La due diligence parie sur l’intelligence artificielle
Passage obligé des opérations de cession, d’acquisition ou de fusion, les due diligences connaissent une profonde mutation. « Elles sont de plus en plus considérées comme des travaux à valeur ajoutée restreinte, confirme Christine Blaise-Engel, associée chez Fidal. Cela milite en faveur de data-rooms fonctionnelles qui nous permettent de gagner du temps. » L’avocat se concentre ainsi sur des tâches plus stratégiques, et le client ne se voit pas facturer du temps passé à trier des milliers d’informations. Car une data-room peut actuellement totaliser jusqu’à 45 000 pages de documents juridiques, statuts et autres liasses comptables, contre près de dix fois moins il y a cinq ans. « Les contrats sont de plus en plus longs et calqués sur des contrats anglo-saxons, même entre sociétés françaises », ajoute l’avocate. La réforme du droit des obligations a également fait peser sur le vendeur une obligation renforcée d’information, qui ne fait qu’aggraver le phénomène.
Modernisation
En parallèle, les délais se sont considérablement raccourcis. Si l’arrivée de data-rooms électroniques a simplifié le travail de l’ensemble des acteurs du secteur, une question demeure : comment trier des documents certes plus accessibles mais dont la quantité continue à grossir de façon exponentielle ? Pour Alexandre Grellier, fondateur de Drooms, la réponse se trouve du côté de l’intelligence artificielle : « Les algorithmes existent depuis les années 1970. Ce qui change aujourd’hui, c’est que nous avons énormément de données. » Créée en 2001, l’entreprise qui proposait à ses débuts une data-room électronique classique a commencé à développer des outils. Pour cela, elle a noué un partenariat stratégique avec Fidal, le plus grand cabinet d’avocats de France avec 2 450 avocats répartis dans 90 bureaux.

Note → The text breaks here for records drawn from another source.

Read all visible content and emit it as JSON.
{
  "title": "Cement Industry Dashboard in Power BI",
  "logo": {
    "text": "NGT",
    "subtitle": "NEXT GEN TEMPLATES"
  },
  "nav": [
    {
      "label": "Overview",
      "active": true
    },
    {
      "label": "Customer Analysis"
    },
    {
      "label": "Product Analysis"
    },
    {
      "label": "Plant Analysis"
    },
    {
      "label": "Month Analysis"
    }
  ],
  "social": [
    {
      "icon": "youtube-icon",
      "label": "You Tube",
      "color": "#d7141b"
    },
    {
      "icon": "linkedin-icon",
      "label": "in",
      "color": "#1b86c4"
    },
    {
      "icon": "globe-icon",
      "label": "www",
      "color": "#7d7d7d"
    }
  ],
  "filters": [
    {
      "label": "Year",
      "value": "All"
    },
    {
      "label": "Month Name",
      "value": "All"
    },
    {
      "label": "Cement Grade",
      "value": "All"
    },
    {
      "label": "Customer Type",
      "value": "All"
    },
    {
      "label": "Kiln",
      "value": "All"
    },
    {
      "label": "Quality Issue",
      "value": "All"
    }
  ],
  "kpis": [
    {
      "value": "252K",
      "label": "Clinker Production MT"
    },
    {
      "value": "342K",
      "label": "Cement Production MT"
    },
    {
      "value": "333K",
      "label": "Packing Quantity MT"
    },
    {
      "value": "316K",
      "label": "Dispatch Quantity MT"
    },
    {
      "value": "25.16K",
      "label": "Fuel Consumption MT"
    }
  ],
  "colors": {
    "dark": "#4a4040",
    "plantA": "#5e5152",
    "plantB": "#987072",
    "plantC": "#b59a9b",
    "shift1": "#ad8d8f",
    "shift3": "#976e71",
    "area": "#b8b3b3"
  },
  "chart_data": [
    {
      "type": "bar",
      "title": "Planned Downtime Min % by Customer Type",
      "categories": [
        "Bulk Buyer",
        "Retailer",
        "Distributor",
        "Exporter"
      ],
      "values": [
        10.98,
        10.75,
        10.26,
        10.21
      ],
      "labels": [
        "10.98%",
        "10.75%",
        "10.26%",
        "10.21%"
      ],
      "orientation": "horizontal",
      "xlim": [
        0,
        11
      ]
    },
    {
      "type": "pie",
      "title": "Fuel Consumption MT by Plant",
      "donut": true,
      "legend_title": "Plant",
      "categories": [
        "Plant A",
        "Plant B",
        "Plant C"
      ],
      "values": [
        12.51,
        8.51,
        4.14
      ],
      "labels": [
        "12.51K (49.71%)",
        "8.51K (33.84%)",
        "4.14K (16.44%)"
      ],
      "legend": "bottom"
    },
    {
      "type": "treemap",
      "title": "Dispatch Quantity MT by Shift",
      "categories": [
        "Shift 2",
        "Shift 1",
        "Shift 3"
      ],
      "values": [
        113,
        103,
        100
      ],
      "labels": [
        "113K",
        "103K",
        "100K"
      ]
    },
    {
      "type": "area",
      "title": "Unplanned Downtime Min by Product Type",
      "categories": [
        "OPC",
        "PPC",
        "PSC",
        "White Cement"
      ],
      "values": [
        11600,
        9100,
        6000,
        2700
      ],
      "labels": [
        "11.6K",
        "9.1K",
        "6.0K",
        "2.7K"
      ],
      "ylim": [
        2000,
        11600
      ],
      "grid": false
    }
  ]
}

Avec un but ultime : « Que le rapport de due diligence soit généré automatiquement et que l’avocat n’ait plus qu’à le vérifier », affirme Alexandre Grellier.
Résultats déjà probants
La technologie ne va pas encore aussi loin, mais des résultats intéressants ont déjà été obtenus par le couple Drooms-Fidal, qui a réalisé un premier test sur les clauses de changement de contrôle de contrats domestiques. « L’idée est que la machine se nourrisse de milliers de contrats afin d’identifier ces clauses qui peuvent être des freins à la réalisation d’une transaction », explique Christine Blaise-Engel. Un autre chantier a également été mené par Drooms : celui de la traduction des documents en plusieurs langues afin de faciliter les deals cross-border sans que les documents ne sortent de la data-room, et donc en préservant leur caractère confidentiel. « À terme, notre outil permettra d’établir des listes de risques et d’opportunités, classifiées en fonction de leur importance et de leur impact potentiel sur le deal », détaille Alexandre Grellier. Dans ces évolutions, le client joue véritablement le rôle de facilitateur, car Drooms affine ses outils au fur et à mesure des remontées. Un éventail de possibles qui pourrait bien donner un nouveau visage aux opérations de fusions-acquisitions.